The playwright's fear of what it might be like to be "tagged" and come under government scrutiny translates into Khalid's experience, although El Guindi says the character is more of an Everyman or Every Arab-American or Every Muslim than a surrogate for the playwright.

Khalid ends up caught up in a nightmare scenario of suspicion, something El Guindi likens to falling down Alice in Wonderland's rabbit hole. "Once you get caught up in this bureaucratic machinery it's like `good luck' because getting out of it is just going to be hellish," El Guindi said. "There is a Kafkaesque element."

Director Stuart Carden says the play asks hard questions: "How do you recognize evil?" and "How can we ever know another's heart or see into their inner thoughts?" But El Guindi presents two sides of a tricky equation, balancing the country's need to protect itself against future terrorist attacks with the importance of an individual citizen's rights and freedoms.

"There's such a danger of framing this play as something polemical," Carden said. "I think what [El Guindi] does so remarkably is that he opens up areas for deeper questioning. ... He asks us to probe a little more deeply into the balance [between fear and freedom] and truly ask ourselves what are we willing to sacrifice to feel safe?"

Or as Kareem Bandealy, the actor who plays Khalid, put it: "The point is ... that we [shouldn't] accept things without questioning them first."
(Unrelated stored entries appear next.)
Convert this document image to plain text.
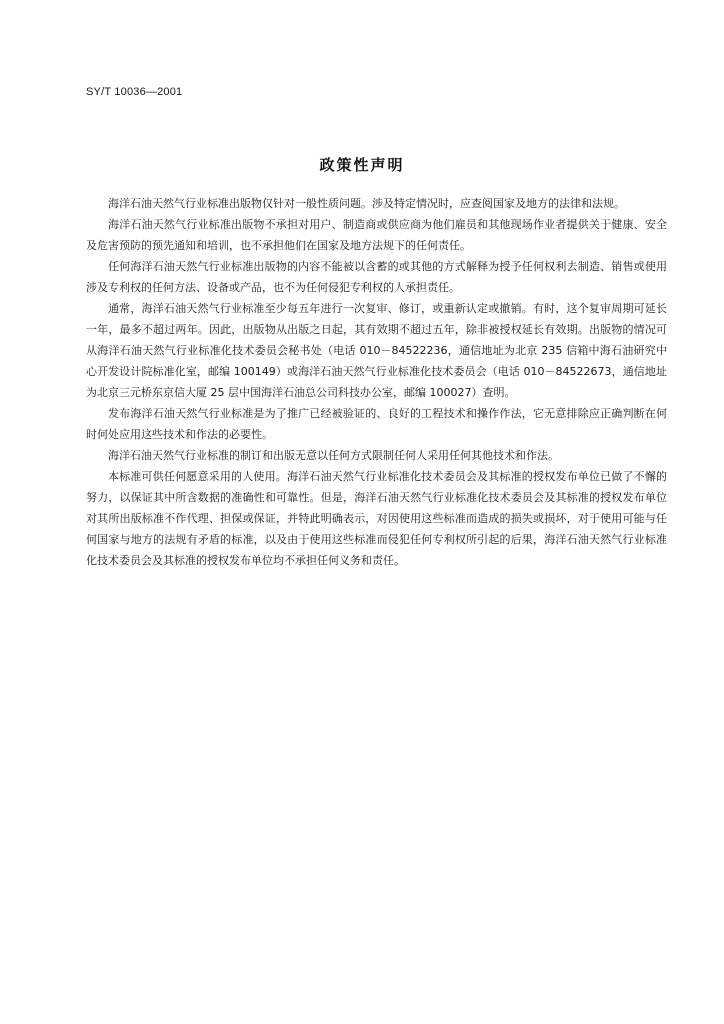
SY/T 10036—2001
政策性声明

海洋石油天然气行业标准出版物仅针对一般性质问题。涉及特定情况时，应查阅国家及地方的法律和法规。

海洋石油天然气行业标准出版物不承担对用户、制造商或供应商为他们雇员和其他现场作业者提供关于健康、安全及危害预防的预先通知和培训，也不承担他们在国家及地方法规下的任何责任。

任何海洋石油天然气行业标准出版物的内容不能被以含蓄的或其他的方式解释为授予任何权利去制造、销售或使用涉及专利权的任何方法、设备或产品，也不为任何侵犯专利权的人承担责任。

通常，海洋石油天然气行业标准至少每五年进行一次复审、修订，或重新认定或撤销。有时，这个复审周期可延长一年，最多不超过两年。因此，出版物从出版之日起，其有效期不超过五年，除非被授权延长有效期。出版物的情况可从海洋石油天然气行业标准化技术委员会秘书处（电话 010－84522236，通信地址为北京 235 信箱中海石油研究中心开发设计院标准化室，邮编 100149）或海洋石油天然气行业标准化技术委员会（电话 010－84522673，通信地址为北京三元桥东京信大厦 25 层中国海洋石油总公司科技办公室，邮编 100027）查明。

发布海洋石油天然气行业标准是为了推广已经被验证的、良好的工程技术和操作作法，它无意排除应正确判断在何时何处应用这些技术和作法的必要性。

海洋石油天然气行业标准的制订和出版无意以任何方式限制任何人采用任何其他技术和作法。

本标准可供任何愿意采用的人使用。海洋石油天然气行业标准化技术委员会及其标准的授权发布单位已做了不懈的努力，以保证其中所含数据的准确性和可靠性。但是，海洋石油天然气行业标准化技术委员会及其标准的授权发布单位对其所出版标准不作代理、担保或保证，并特此明确表示，对因使用这些标准而造成的损失或损坏，对于使用可能与任何国家与地方的法规有矛盾的标准，以及由于使用这些标准而侵犯任何专利权所引起的后果，海洋石油天然气行业标准化技术委员会及其标准的授权发布单位均不承担任何义务和责任。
But the play is not just a forum for talking politics or posing inquiries. It's also a dark comedy. Said El Guindi: "I see humor in most things and there is always a level of absurdity with any bureaucracy. To me, life is dark comedy. It's perplexing, bewildering and funny. Humor has its own wisdom."

The use of humor was one of the things that drew Carden to the project. "[El Guindi's] taking on a very challenging and, at times frightening, subject matter, but at the same time he does so with just a tremendous storyteller's pen," he said. "This story just works."
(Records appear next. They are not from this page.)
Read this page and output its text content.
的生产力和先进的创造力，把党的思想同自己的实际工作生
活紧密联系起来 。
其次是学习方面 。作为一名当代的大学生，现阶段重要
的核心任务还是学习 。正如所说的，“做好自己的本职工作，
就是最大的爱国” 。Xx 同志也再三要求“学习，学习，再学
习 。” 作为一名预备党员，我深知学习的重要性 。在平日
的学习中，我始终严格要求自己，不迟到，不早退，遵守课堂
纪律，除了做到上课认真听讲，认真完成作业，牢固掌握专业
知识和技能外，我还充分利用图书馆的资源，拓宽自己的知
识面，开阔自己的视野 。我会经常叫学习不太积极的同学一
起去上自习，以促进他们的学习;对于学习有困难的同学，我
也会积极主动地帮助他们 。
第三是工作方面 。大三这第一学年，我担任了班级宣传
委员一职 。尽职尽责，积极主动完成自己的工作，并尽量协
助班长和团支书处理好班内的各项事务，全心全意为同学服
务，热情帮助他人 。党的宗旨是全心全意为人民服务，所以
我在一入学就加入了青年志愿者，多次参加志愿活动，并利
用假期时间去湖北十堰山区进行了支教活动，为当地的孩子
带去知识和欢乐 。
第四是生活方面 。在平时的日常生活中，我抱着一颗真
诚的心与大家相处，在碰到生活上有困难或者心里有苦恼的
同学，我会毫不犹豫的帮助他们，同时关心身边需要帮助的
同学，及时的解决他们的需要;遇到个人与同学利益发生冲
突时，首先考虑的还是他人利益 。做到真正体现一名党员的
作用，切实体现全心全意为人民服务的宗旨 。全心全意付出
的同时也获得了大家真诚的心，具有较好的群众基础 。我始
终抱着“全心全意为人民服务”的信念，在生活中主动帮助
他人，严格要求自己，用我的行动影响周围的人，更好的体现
Maintaining a sense of fairness is key to the playwright and director. "We went to great lengths to make sure that we were representing [both sides] of this question as fully as we could," Carden said. To gain a deeper perspective of the play, the cast and crew met with FBI agents, American Civil Liberties Union lawyers, and members of the local Arab-American community who had been interviewed by government agents.
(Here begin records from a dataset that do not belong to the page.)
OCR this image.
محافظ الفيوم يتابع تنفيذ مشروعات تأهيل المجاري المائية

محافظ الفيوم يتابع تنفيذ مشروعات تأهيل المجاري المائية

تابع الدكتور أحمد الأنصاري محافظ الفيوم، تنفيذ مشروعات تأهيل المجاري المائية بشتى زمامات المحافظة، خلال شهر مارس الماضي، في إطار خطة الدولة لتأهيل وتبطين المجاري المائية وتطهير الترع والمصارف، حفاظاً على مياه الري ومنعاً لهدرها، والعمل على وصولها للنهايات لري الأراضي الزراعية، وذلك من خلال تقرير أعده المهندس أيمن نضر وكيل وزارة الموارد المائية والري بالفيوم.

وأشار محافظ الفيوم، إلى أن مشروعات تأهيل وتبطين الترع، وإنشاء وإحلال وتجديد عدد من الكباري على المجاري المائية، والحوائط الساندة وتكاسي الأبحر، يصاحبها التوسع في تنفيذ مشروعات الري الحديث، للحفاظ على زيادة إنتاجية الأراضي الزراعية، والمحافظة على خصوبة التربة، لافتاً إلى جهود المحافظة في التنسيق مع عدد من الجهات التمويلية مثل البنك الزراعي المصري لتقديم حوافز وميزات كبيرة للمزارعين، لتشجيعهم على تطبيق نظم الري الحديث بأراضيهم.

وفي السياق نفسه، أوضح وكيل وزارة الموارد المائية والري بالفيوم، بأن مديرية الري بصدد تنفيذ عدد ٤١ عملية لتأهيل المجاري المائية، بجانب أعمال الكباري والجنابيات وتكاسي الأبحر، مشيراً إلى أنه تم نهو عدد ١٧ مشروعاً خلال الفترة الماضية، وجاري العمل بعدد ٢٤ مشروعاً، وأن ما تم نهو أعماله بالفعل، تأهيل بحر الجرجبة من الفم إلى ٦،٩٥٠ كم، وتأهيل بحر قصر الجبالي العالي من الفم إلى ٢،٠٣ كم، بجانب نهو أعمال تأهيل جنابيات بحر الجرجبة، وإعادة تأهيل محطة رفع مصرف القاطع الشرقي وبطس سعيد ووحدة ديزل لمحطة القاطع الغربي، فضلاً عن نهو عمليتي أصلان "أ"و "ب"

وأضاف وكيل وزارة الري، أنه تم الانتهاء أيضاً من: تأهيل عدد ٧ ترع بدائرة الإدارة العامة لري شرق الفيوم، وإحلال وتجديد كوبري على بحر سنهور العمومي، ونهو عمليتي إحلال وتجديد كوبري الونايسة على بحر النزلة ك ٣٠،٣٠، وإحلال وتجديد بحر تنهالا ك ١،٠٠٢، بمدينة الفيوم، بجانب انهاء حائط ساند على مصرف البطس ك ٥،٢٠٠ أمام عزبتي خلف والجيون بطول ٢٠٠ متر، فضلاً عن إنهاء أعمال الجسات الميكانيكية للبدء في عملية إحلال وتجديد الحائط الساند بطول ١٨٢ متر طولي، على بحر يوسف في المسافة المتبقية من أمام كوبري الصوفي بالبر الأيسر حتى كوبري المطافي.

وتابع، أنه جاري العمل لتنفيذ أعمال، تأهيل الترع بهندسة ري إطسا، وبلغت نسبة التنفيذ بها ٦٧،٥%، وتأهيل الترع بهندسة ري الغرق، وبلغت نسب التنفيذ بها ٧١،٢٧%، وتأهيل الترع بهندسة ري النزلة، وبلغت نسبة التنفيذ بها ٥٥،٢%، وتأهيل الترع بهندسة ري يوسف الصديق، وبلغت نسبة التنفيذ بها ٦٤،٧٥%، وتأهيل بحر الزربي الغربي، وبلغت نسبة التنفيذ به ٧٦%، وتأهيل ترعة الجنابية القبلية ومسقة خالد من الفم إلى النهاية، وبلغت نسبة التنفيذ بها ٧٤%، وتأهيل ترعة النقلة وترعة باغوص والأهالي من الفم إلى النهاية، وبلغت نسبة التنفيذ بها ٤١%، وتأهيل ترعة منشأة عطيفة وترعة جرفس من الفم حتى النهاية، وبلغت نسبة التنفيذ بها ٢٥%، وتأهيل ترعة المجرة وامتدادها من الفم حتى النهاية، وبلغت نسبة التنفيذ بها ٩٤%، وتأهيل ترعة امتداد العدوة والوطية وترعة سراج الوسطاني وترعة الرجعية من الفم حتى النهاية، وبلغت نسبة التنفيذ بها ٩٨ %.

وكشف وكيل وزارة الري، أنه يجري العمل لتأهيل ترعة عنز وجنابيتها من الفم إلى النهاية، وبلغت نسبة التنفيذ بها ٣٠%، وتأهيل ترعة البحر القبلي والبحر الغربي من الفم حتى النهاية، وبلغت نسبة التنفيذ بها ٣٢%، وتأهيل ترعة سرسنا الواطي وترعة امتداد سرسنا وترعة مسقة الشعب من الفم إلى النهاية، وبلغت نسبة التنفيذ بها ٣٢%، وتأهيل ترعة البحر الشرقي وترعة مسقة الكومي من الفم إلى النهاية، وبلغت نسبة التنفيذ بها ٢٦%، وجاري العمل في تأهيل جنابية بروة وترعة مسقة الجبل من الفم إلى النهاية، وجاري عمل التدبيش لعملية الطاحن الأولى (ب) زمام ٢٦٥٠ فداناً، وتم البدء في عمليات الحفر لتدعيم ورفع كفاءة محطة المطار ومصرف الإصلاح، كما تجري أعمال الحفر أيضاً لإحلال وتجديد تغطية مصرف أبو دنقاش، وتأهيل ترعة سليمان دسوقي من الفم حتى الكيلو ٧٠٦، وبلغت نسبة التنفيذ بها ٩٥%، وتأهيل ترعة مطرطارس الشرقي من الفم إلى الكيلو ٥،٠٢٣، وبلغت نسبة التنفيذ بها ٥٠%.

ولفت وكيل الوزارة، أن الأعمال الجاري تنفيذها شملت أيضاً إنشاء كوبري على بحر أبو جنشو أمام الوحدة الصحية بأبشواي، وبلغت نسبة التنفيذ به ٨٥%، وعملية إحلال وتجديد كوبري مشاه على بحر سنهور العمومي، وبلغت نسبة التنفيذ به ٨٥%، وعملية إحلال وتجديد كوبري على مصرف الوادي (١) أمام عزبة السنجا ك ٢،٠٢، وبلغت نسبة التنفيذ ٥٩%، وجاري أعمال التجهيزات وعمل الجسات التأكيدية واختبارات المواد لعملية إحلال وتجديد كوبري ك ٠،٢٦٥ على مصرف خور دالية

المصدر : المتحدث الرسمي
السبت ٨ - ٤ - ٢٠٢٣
It's exciting to work on such a timely play, Carden said. "I often feel impotent as a theater artist to actually address and explore contemporary political issues. Plays seem to be two, three years behind the current political landscape typically, just by the nature of the
beast, and to be able to take on a play that is this plugged into the very important dialogue of our day--this question of freedom and fear--is one of the things that I am so grateful for."